Se le mie supposizioni erano fondate, la mia coscienza - il mio inconscio, cioè - probabilmente aveva già cominciato a reagire. Una bomba a orologeria, aveva detto il piccoletto. Calcolai rapidamente il tempo passato da quando avevo fatto lo shuffling. Al termine dell'operazione, quando mi ero svegliato, mancava poco alla mezzanotte - la mezzanotte del giorno precedente - di conseguenza erano passate quasi ventiquattro ore. Un sacco di tempo. Non sapevo in che modo fosse stata regolata la bomba, dopo quante ore sarebbe scoppiata, ma in ogni caso le lancette del timer erano già avanzate di ventiquattro ore.

- C'è un'altra cosa che vorrei sapere, - proseguii. - Hai detto che il mondo finirà, vero?

- Sì, è così che diceva il nonno.

- E questo prima di iniziare gli studi sui miei dati, o dopo?

- Dopo, - rispose la ragazza. - Sì, dopo, credo. Infatti è solo di recente che si è messo a parlare chiaramente di fine del mondo. Perché, che rapporto c'è fra le due cose?

- Non lo so bene nemmeno io. Ma c'è qualcosa che non quadra. Il fatto che la mia password per lo shuffling si chiami «La fine del mondo». Non posso credere che si tratti di un caso.

- E cosa contiene, questa «fine del mondo» di cui sta parlando?

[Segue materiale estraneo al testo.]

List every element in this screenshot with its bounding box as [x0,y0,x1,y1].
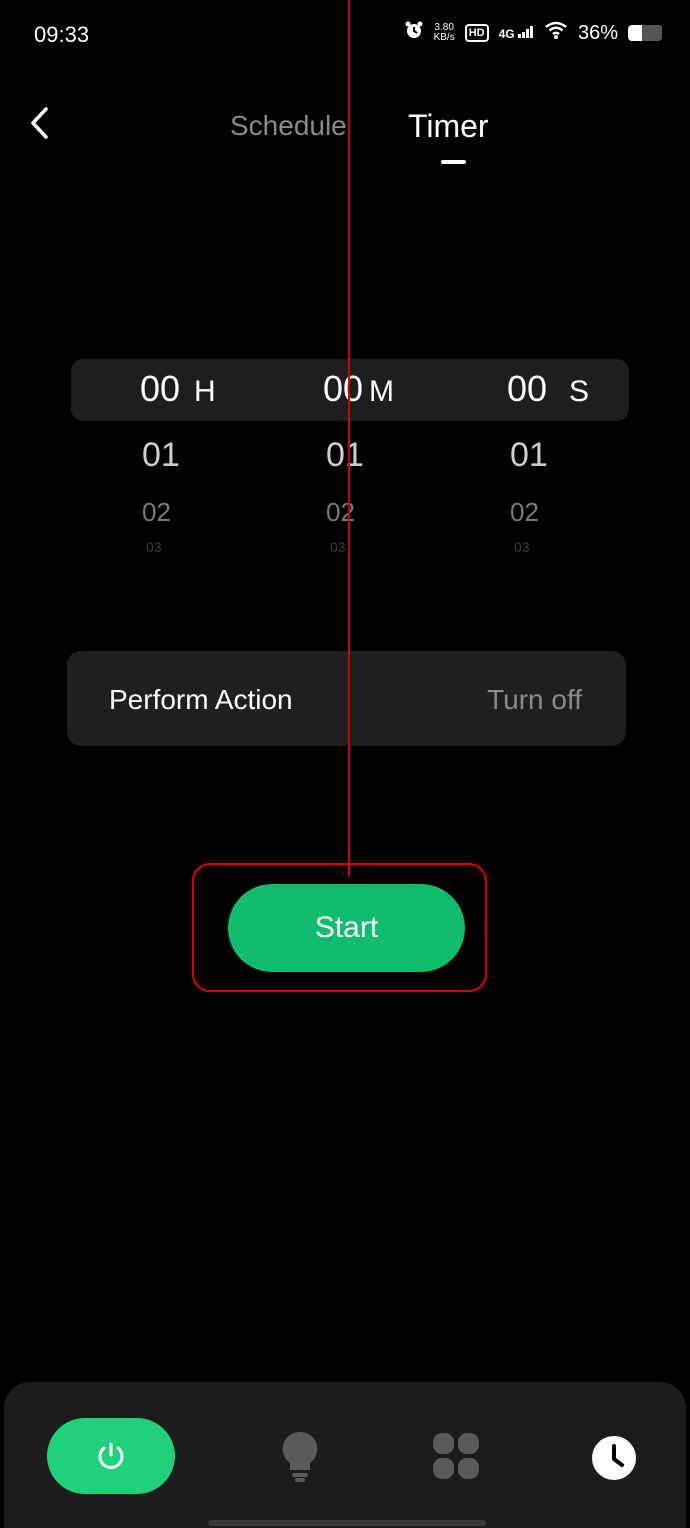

- Non so neanche questo. È inserita nella mia coscienza, ma è nascosta in un punto che io non posso raggiungere. L'unica cosa che conosco sono queste parole: «La fine del mondo».

- E non può fare l'operazione inversa, tornare al punto di partenza?

- Impossibile, - dissi. - Anche mettendo in campo un battaglione, non riuscirei mai a rubare i dati dalla cassaforte sotterranea del Sistema. È dotata di dispositivi di allarme e di sicurezza particolari.

- Il nonno invece quei dati li ha presi servendosi della sua posizione, vero?

- Probabilmente. Ma è solo una congettura. La verità ce la può dire solo lui.

- Allora libererà il nonno dalle grinfie degli Invisibili?

Tenendo le mani schiacciate sulla ferita, mi alzai a sedere sul letto. Avevo un terribile mal di testa.

- È l'unica soluzione. Non so cosa sia questa fine del mondo di cui parla tuo nonno, ma non posso certo lasciare che faccia il suo corso. Ho l'impressione che se non si fa qualcosa per fermarla, qualcuno se la vedrà brutta -. E quel qualcuno ero io.

- In ogni caso, per fermarla deve per forza salvare mio nonno.

- Perché siamo delle brave persone, noi tre, vero?

- Sì, infatti, - disse la ragazza grassa.